2.6 WordPress.com vs. WordPress.org

The one major difference between WordPress.com and WordPress.org is who’s actually hosting your website.

With WordPress.org, YOU host your own blog or website.

WordPress.org is where you’ll find the free WordPress software that you can download and install on your own web server.

Getting your WordPress site set up involves purchasing a domain name, buying a hosting plan and then installing WordPress on your server.

Most hosting companies provide instructions or services to install WordPress for you.

WordPress.com, on the other hand, takes care of all of the hostings for you.

You don’t have to download software, pay for hosting, or manage a web server.

2.6.1 Pros and Cons of WordPress.com vs. WordPress.org

Both WordPress.org and WordPress.com have pros and cons, depending on your needs.

If you’re not interested in paying for your own hosting, managing your own web server or paying someone else to handle that for you, you’ll probably want to use WordPress.com.

It’s free and easy to set up and you have lots of options for customizing your site.

A few of the cons of using WordPress.com include that your domain will, by default, include “WordPress.com.”

You also can’t upload any custom themes, plugins or modify the PHP code behind your site.

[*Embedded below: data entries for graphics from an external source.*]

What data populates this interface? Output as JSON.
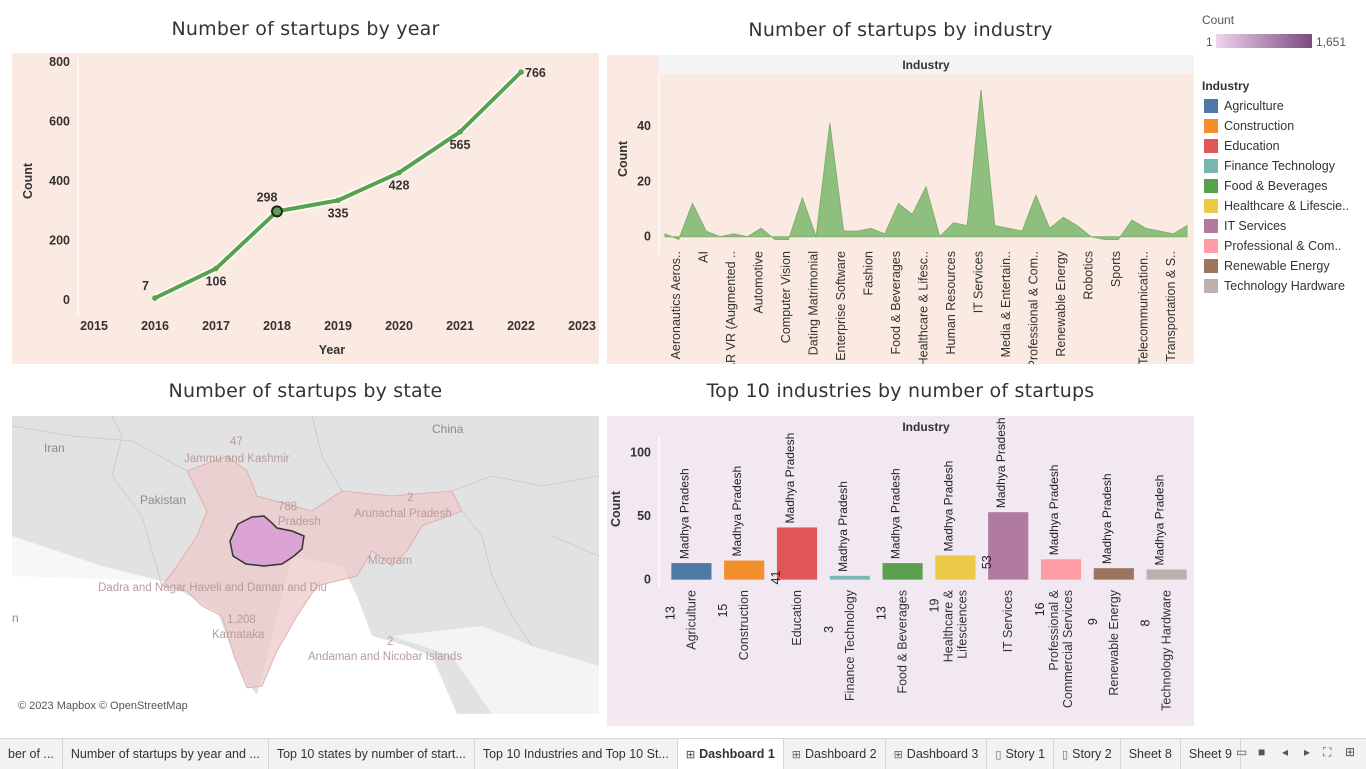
{
  "titles": {
    "year": "Number of startups by year",
    "industry": "Number of startups by industry",
    "state": "Number of startups by state",
    "top10": "Top 10 industries by number of startups"
  },
  "color_legend": {
    "count_label": "Count",
    "min": "1",
    "max": "1,651",
    "gradient_start": "#f0d4ec",
    "gradient_end": "#7a4a80"
  },
  "industry_legend": {
    "title": "Industry",
    "items": [
      {
        "label": "Agriculture",
        "color": "#4e79a7"
      },
      {
        "label": "Construction",
        "color": "#f28e2b"
      },
      {
        "label": "Education",
        "color": "#e15759"
      },
      {
        "label": "Finance Technology",
        "color": "#76b7b2"
      },
      {
        "label": "Food & Beverages",
        "color": "#59a14f"
      },
      {
        "label": "Healthcare & Lifescie..",
        "color": "#edc948"
      },
      {
        "label": "IT Services",
        "color": "#b07aa1"
      },
      {
        "label": "Professional & Com..",
        "color": "#ff9da7"
      },
      {
        "label": "Renewable Energy",
        "color": "#9c755f"
      },
      {
        "label": "Technology Hardware",
        "color": "#bab0ac"
      }
    ]
  },
  "map": {
    "labels": {
      "iran": "Iran",
      "china": "China",
      "pakistan": "Pakistan",
      "jk": "Jammu and Kashmir",
      "jk_count": "47",
      "up_count": "788",
      "pradesh": "Pradesh",
      "arunachal": "Arunachal Pradesh",
      "arunachal_count": "2",
      "mizoram": "Mizoram",
      "dnh": "Dadra and Nagar Haveli and Daman and Diu",
      "karnataka": "Karnataka",
      "karnataka_count": "1,208",
      "andaman": "Andaman and Nicobar Islands",
      "andaman_count": "2",
      "n": "n"
    },
    "attribution": "© 2023 Mapbox © OpenStreetMap"
  },
  "tabs": [
    {
      "label": "ber of ...",
      "icon": "",
      "active": false
    },
    {
      "label": "Number of startups by year and ...",
      "icon": "",
      "active": false
    },
    {
      "label": "Top 10 states by number of start...",
      "icon": "",
      "active": false
    },
    {
      "label": "Top 10 Industries and Top 10 St...",
      "icon": "",
      "active": false
    },
    {
      "label": "Dashboard 1",
      "icon": "dashboard-icon",
      "active": true
    },
    {
      "label": "Dashboard 2",
      "icon": "dashboard-icon",
      "active": false
    },
    {
      "label": "Dashboard 3",
      "icon": "dashboard-icon",
      "active": false
    },
    {
      "label": "Story 1",
      "icon": "story-icon",
      "active": false
    },
    {
      "label": "Story 2",
      "icon": "story-icon",
      "active": false
    },
    {
      "label": "Sheet 8",
      "icon": "",
      "active": false
    },
    {
      "label": "Sheet 9",
      "icon": "",
      "active": false
    }
  ],
  "chart_data": [
    {
      "type": "line",
      "title": "Number of startups by year",
      "xlabel": "Year",
      "ylabel": "Count",
      "x_ticks": [
        "2015",
        "2016",
        "2017",
        "2018",
        "2019",
        "2020",
        "2021",
        "2022",
        "2023"
      ],
      "y_ticks": [
        "0",
        "200",
        "400",
        "600",
        "800"
      ],
      "ylim": [
        -30,
        800
      ],
      "x": [
        2016,
        2017,
        2018,
        2019,
        2020,
        2021,
        2022
      ],
      "values": [
        7,
        106,
        298,
        335,
        428,
        565,
        766
      ],
      "data_labels": [
        "7",
        "106",
        "298",
        "335",
        "428",
        "565",
        "766"
      ],
      "highlighted": 2018,
      "line_color": "#59a14f",
      "background": "#fbeae1"
    },
    {
      "type": "area",
      "title": "Number of startups by industry",
      "header": "Industry",
      "ylabel": "Count",
      "y_ticks": [
        "0",
        "20",
        "40"
      ],
      "ylim": [
        -3,
        57
      ],
      "categories_shown": [
        "Aeronautics Aeros..",
        "AI",
        "AR VR (Augmented ..",
        "Automotive",
        "Computer Vision",
        "Dating Matrimonial",
        "Enterprise Software",
        "Fashion",
        "Food & Beverages",
        "Healthcare & Lifesc..",
        "Human Resources",
        "IT Services",
        "Media & Entertain..",
        "Professional & Com..",
        "Renewable Energy",
        "Robotics",
        "Sports",
        "Telecommunication..",
        "Transportation & S.."
      ],
      "values": [
        1,
        -1,
        12,
        2,
        0,
        1,
        0,
        3,
        -1,
        -1,
        14,
        0,
        41,
        2,
        2,
        3,
        1,
        12,
        8,
        18,
        0,
        5,
        4,
        53,
        4,
        3,
        2,
        15,
        3,
        7,
        4,
        0,
        -1,
        -1,
        6,
        3,
        2,
        1,
        4
      ],
      "fill_color": "#8fbf7e",
      "background": "#fbeae1"
    },
    {
      "type": "bar",
      "title": "Top 10 industries by number of startups",
      "header": "Industry",
      "ylabel": "Count",
      "y_ticks": [
        "0",
        "50",
        "100"
      ],
      "ylim": [
        -5,
        105
      ],
      "categories": [
        "Agriculture",
        "Construction",
        "Education",
        "Finance Technology",
        "Food & Beverages",
        "Healthcare & Lifesciences",
        "IT Services",
        "Professional & Commercial Services",
        "Renewable Energy",
        "Technology Hardware"
      ],
      "category_lines": [
        [
          "Agriculture"
        ],
        [
          "Construction"
        ],
        [
          "Education"
        ],
        [
          "Finance Technology"
        ],
        [
          "Food & Beverages"
        ],
        [
          "Healthcare &",
          "Lifesciences"
        ],
        [
          "IT Services"
        ],
        [
          "Professional &",
          "Commercial Services"
        ],
        [
          "Renewable Energy"
        ],
        [
          "Technology Hardware"
        ]
      ],
      "values": [
        13,
        15,
        41,
        3,
        13,
        19,
        53,
        16,
        9,
        8
      ],
      "state_label": "Madhya Pradesh",
      "colors": [
        "#4e79a7",
        "#f28e2b",
        "#e15759",
        "#76b7b2",
        "#59a14f",
        "#edc948",
        "#b07aa1",
        "#ff9da7",
        "#9c755f",
        "#bab0ac"
      ],
      "background": "#f1e8f1"
    }
  ]
}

While WordPress.com is free to set up, they do offer several premium upgrades, including domain name registration (if you don’t want WordPress.com in your domain name), the ability to upload videos and the option to use their premium themes.

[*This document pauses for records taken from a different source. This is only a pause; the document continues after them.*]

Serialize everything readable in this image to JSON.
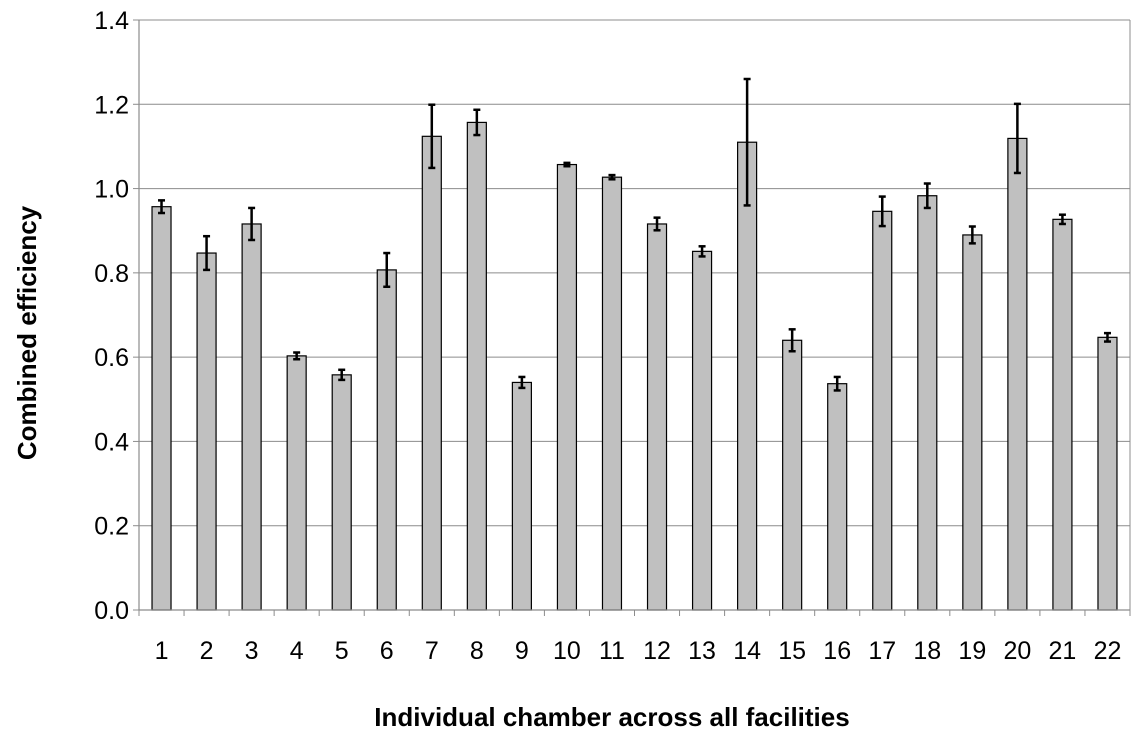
{
  "chart_data": {
    "type": "bar",
    "title": "",
    "xlabel": "Individual chamber across all facilities",
    "ylabel": "Combined efficiency",
    "ylim": [
      0,
      1.4
    ],
    "yticks": [
      "0.0",
      "0.2",
      "0.4",
      "0.6",
      "0.8",
      "1.0",
      "1.2",
      "1.4"
    ],
    "grid": "horizontal",
    "bar_color": "#c0c0c0",
    "categories": [
      "1",
      "2",
      "3",
      "4",
      "5",
      "6",
      "7",
      "8",
      "9",
      "10",
      "11",
      "12",
      "13",
      "14",
      "15",
      "16",
      "17",
      "18",
      "19",
      "20",
      "21",
      "22"
    ],
    "values": [
      0.957,
      0.847,
      0.916,
      0.603,
      0.558,
      0.807,
      1.124,
      1.157,
      0.54,
      1.057,
      1.027,
      0.916,
      0.851,
      1.11,
      0.64,
      0.537,
      0.946,
      0.983,
      0.89,
      1.119,
      0.927,
      0.647
    ],
    "errors": [
      0.015,
      0.04,
      0.038,
      0.008,
      0.012,
      0.04,
      0.075,
      0.03,
      0.013,
      0.004,
      0.005,
      0.015,
      0.012,
      0.15,
      0.026,
      0.016,
      0.035,
      0.029,
      0.02,
      0.082,
      0.011,
      0.01
    ]
  }
}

Using the downloaded version of WordPress from WordPress.org opens up more control and flexibility for your WordPress site, but it also means more responsibility.

Using a self-hosted version of WordPress means you can use your own domain name, upload and install themes and plugins, edit the code behind your site and have access to your site’s database (or files).

Most of the showcase sites you see on the WordPress site showcase are the self-hosted version of WordPress since many of them have unique functionality or a custom-made design.

Conclusion:

WordPress will provide you with all the features you need to build a powerful website.

The content creation and management is really easy and you can get started in no time.

With all cool features included by default and the option to extend them even more, WordPress is one of the easiest and user-friendly applications that you can use to build your website and create engaging content for your visitors.